武松伤势未愈,面色苍白,但眼神锐利如刀。
“武都头有伤在身……”宋江迟疑。
“伤可养,志不可夺。”张谦缓缓道,“武都头新归梁山,需立战功服众。东平府一战,程万里是张都监一党,武都头若擒之,既可报仇,又可立功,更可震慑张都监——告诉他,梁山不是好惹的。”

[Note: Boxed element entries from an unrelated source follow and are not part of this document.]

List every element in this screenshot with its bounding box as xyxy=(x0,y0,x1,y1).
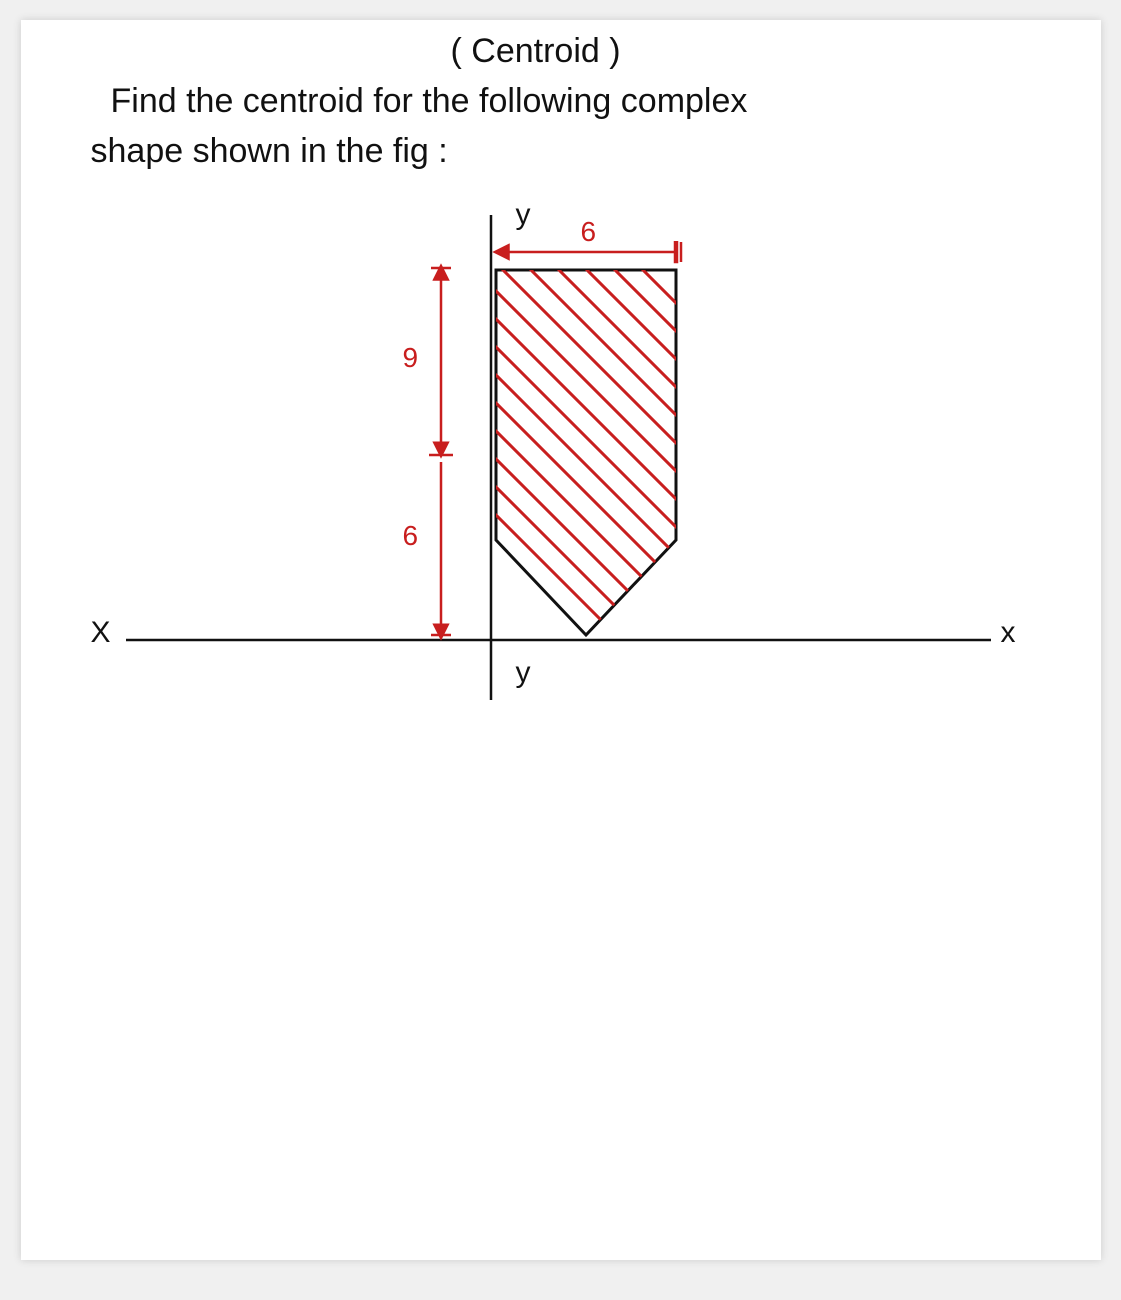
top-y-label: y xyxy=(516,198,531,232)
right-x-label: x xyxy=(1001,616,1016,650)
upper-side-dim-value: 9 xyxy=(403,342,419,374)
upper-side-dimension xyxy=(429,268,453,455)
page: ( Centroid ) Find the centroid for the f… xyxy=(21,20,1101,1260)
lower-side-dimension xyxy=(431,462,451,635)
bottom-y-label: y xyxy=(516,656,531,690)
left-x-label: X xyxy=(91,616,111,650)
top-dim-value: 6 xyxy=(581,216,597,248)
diagram-svg xyxy=(21,20,1101,1260)
lower-side-dim-value: 6 xyxy=(403,520,419,552)
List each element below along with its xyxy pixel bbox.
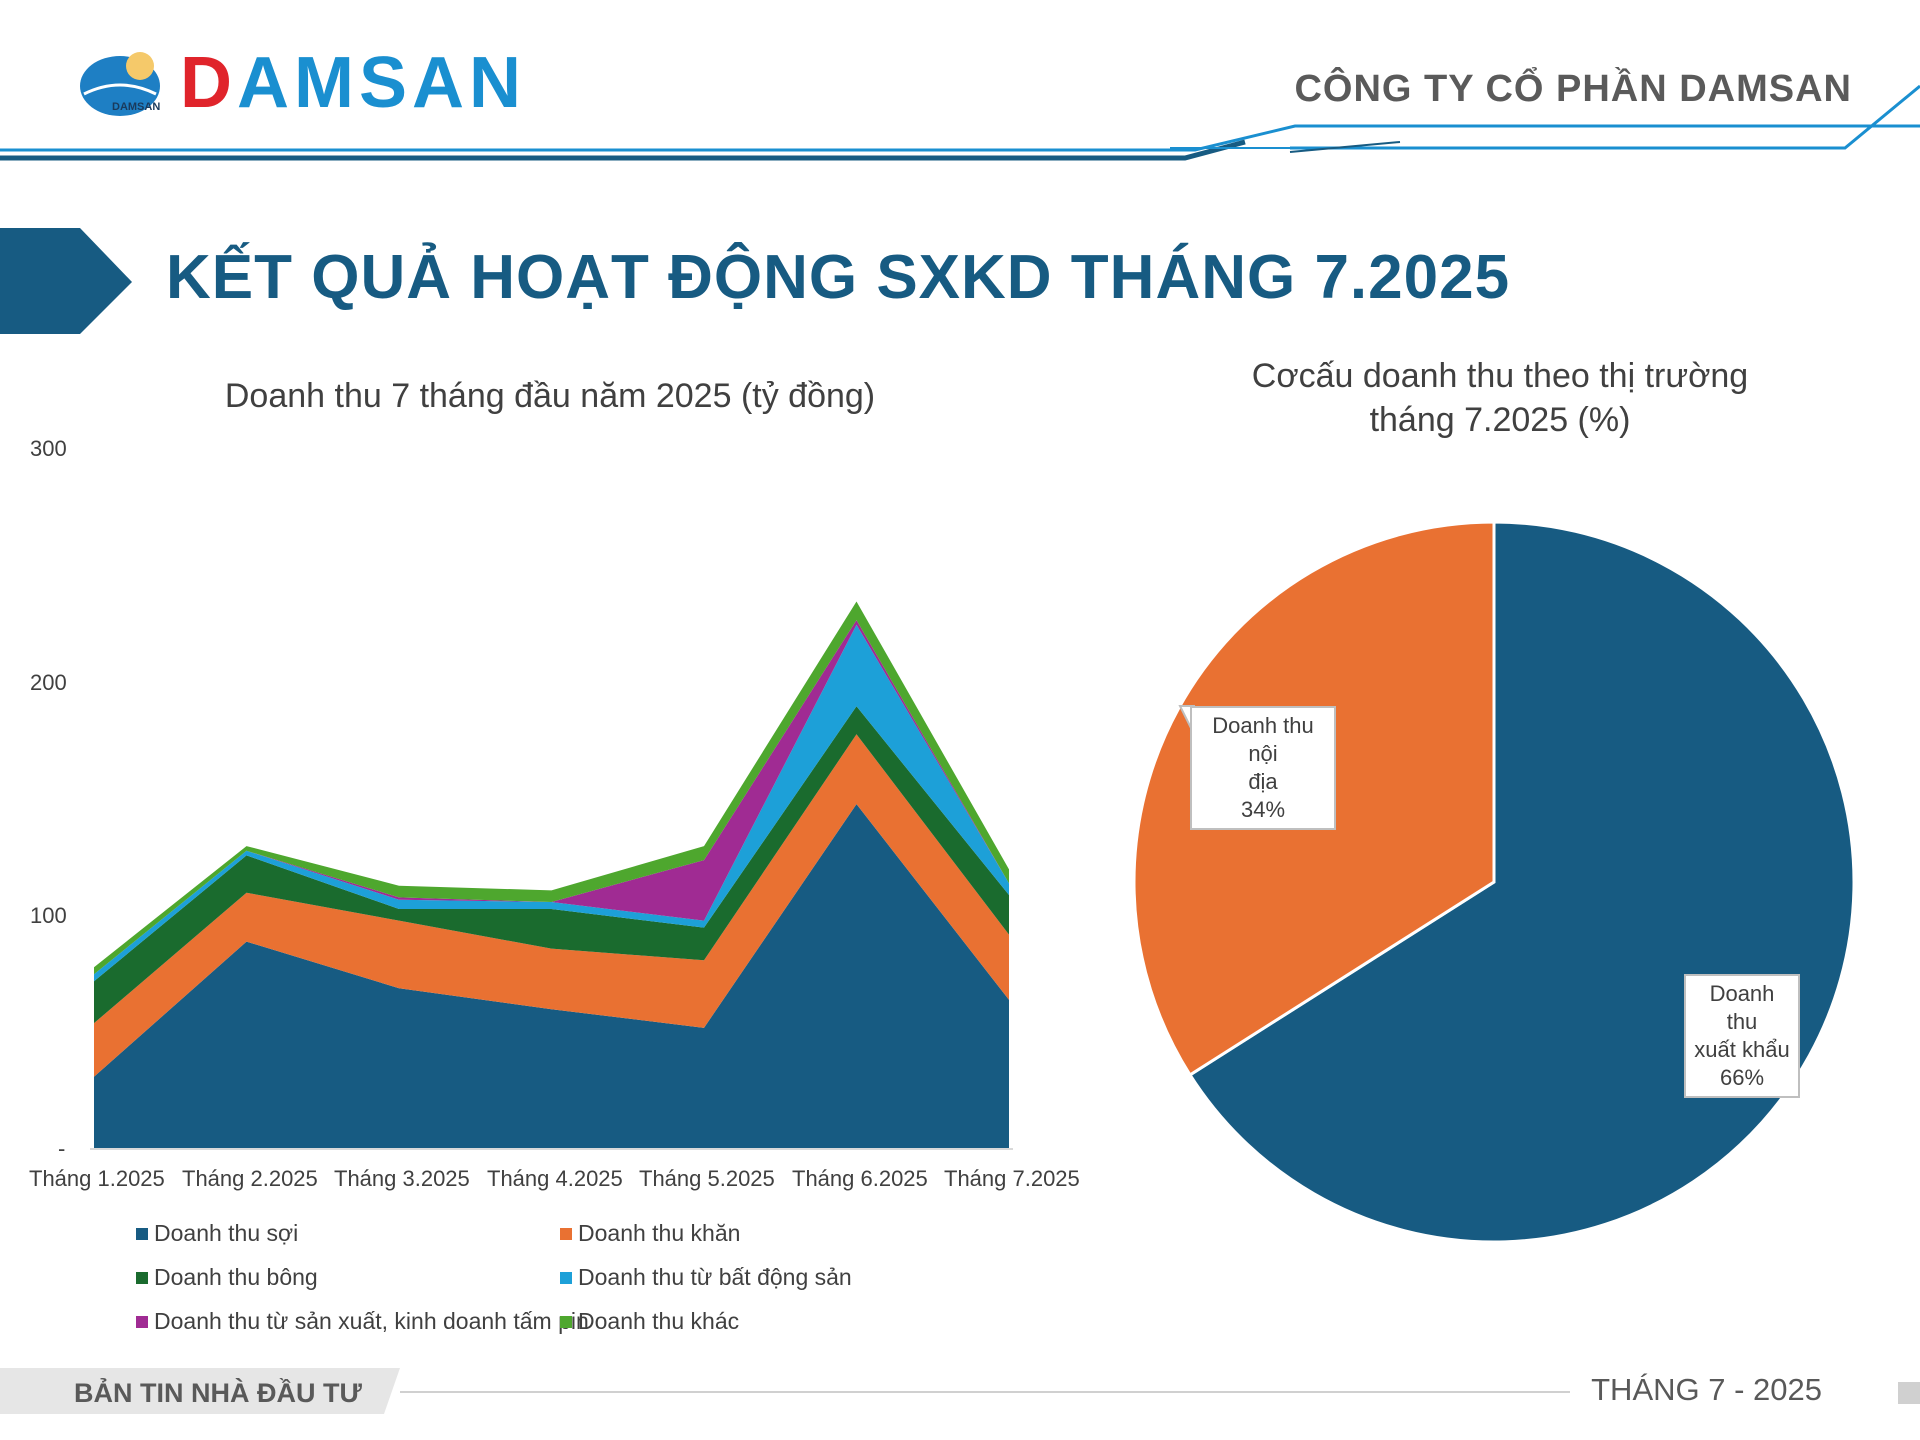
legend-swatch	[560, 1271, 572, 1284]
legend-label: Doanh thu sợi	[154, 1220, 299, 1246]
pie-title-line1: Cơcấu doanh thu theo thị trường	[1251, 357, 1749, 395]
legend-swatch	[136, 1315, 148, 1328]
legend-label: Doanh thu bông	[154, 1264, 318, 1290]
pie-label-percent: 34%	[1240, 797, 1286, 822]
area-chart-title: Doanh thu 7 tháng đầu năm 2025 (tỷ đồng)	[224, 377, 876, 415]
title-arrow-banner	[0, 228, 132, 334]
footer-date: THÁNG 7 - 2025	[1591, 1372, 1822, 1407]
pie-title-line2: tháng 7.2025 (%)	[1369, 401, 1631, 439]
legend-swatch	[136, 1271, 148, 1284]
pie-label-line: Doanh thu	[1709, 981, 1775, 1034]
legend-swatch	[560, 1315, 572, 1328]
header-divider	[0, 84, 1920, 161]
company-name: CÔNG TY CỔ PHẦN DAMSAN	[1294, 68, 1852, 110]
pie-label-percent: 66%	[1719, 1065, 1765, 1090]
x-tick-label: Tháng 3.2025	[334, 1166, 470, 1191]
area-series-doanh-thu-sợi	[94, 804, 1009, 1149]
pie-label-noi-dia: Doanh thu nội địa 34%	[1190, 706, 1336, 830]
x-tick-label: Tháng 2.2025	[182, 1166, 318, 1191]
legend-label: Doanh thu từ sản xuất, kinh doanh tấm pi…	[154, 1308, 589, 1334]
x-tick-label: Tháng 4.2025	[487, 1166, 623, 1191]
page-title: KẾT QUẢ HOẠT ĐỘNG SXKD THÁNG 7.2025	[166, 243, 1511, 312]
x-tick-label: Tháng 5.2025	[639, 1166, 775, 1191]
area-series-doanh-thu-khăn	[94, 734, 1009, 1077]
logo-small-text: DAMSAN	[112, 101, 160, 113]
logo-letter-d: D	[180, 43, 237, 123]
legend-label: Doanh thu khác	[578, 1308, 740, 1334]
pie-label-xuat-khau: Doanh thu xuất khẩu 66%	[1684, 974, 1800, 1098]
legend-item-bat-dong-san: Doanh thu từ bất động sản	[560, 1264, 852, 1291]
y-tick-label: 100	[30, 903, 67, 928]
legend-item-soi: Doanh thu sợi	[136, 1220, 298, 1247]
legend-item-khac: Doanh thu khác	[560, 1308, 739, 1335]
legend-swatch	[136, 1227, 148, 1240]
footer-bar	[0, 1368, 1920, 1414]
pie-label-line: địa	[1248, 769, 1278, 794]
legend-item-tam-pin: Doanh thu từ sản xuất, kinh doanh tấm pi…	[136, 1308, 589, 1335]
pie-label-line: xuất khẩu	[1694, 1037, 1790, 1062]
logo-letters-rest: AMSAN	[237, 43, 526, 123]
legend-item-bong: Doanh thu bông	[136, 1264, 318, 1291]
pie-label-line: Doanh thu nội	[1212, 713, 1314, 766]
y-tick-label: 300	[30, 436, 67, 461]
area-series-doanh-thu-khác	[94, 601, 1009, 975]
y-tick-label: 200	[30, 670, 67, 695]
legend-item-khan: Doanh thu khăn	[560, 1220, 740, 1247]
y-tick-label: -	[58, 1136, 66, 1161]
legend-label: Doanh thu khăn	[578, 1220, 741, 1246]
legend-label: Doanh thu từ bất động sản	[578, 1264, 852, 1290]
x-tick-label: Tháng 6.2025	[792, 1166, 928, 1191]
company-logo-wordmark: DAMSAN	[180, 42, 526, 124]
logo-emblem: DAMSAN	[80, 52, 160, 116]
pie-chart-title: Cơcấu doanh thu theo thị trường tháng 7.…	[1200, 354, 1800, 442]
legend-swatch	[560, 1227, 572, 1240]
footer-newsletter-label: BẢN TIN NHÀ ĐẦU TƯ	[74, 1378, 362, 1408]
x-tick-label: Tháng 1.2025	[29, 1166, 165, 1191]
x-tick-label: Tháng 7.2025	[944, 1166, 1080, 1191]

武松挣扎起身,抱拳道:“武某愿往!定擒程万里狗头,献于帐下!”
“好!”晁盖拍案,“那就以武松为主将,董平、张清为副,林冲监军,率三千兵马,突袭东平府!”
“遵命!”
众头领轰然应诺。
潘金莲看着武松,欲言又止。
武松对她微微一笑:“嫂嫂放心,武某此去,必平安归来。”
武大郎拉着弟弟的手,泪眼婆娑:“二郎,小心……”
“大哥放心。”武松握紧兄长的手,又看向潘金莲,“嫂嫂在梁山,也请保重。待武某凯旋,再向嫂嫂讨教绣艺。”
众人大笑。
潘金莲也笑了,眼中却有泪。
她知道,武松这一去,是真正的成长。
从为兄报仇的武二郎,变成替天行道的武行者。
而那面“替天行道”大旗,在朝阳下猎猎作响。
旗上,那只湛蓝凤蝶,翅翼轻扬。
似在送行,似在祝福。
正是:
绣旗高悬聚义厅,万蝶来朝证天心。
东平府内烽烟起,行者誓擒狗官头。
莫道深宫多险恶,自有英豪破阴谋。
且看梁山风云会,迷蝶栖旗定乾坤。
毕竟不知武松此去东平府,能否擒得程万里,且听下回分解。
【梁山势力·人才井喷】
- 董平(天立星·双枪将)归位:与张清同投,补全马军八骠骑。
- 张清(天捷星·没羽箭)归位:飞石绝技初显,为后续“小李广神弓破流星”伏笔。
- 武松(天伤星)首任主将:伤愈立威,开启“行者”新征程。
- 林冲监军:显元老气度,培养新人。
- 护花坊完全融入:三十六绣娘各司其职,后勤保障体系初成。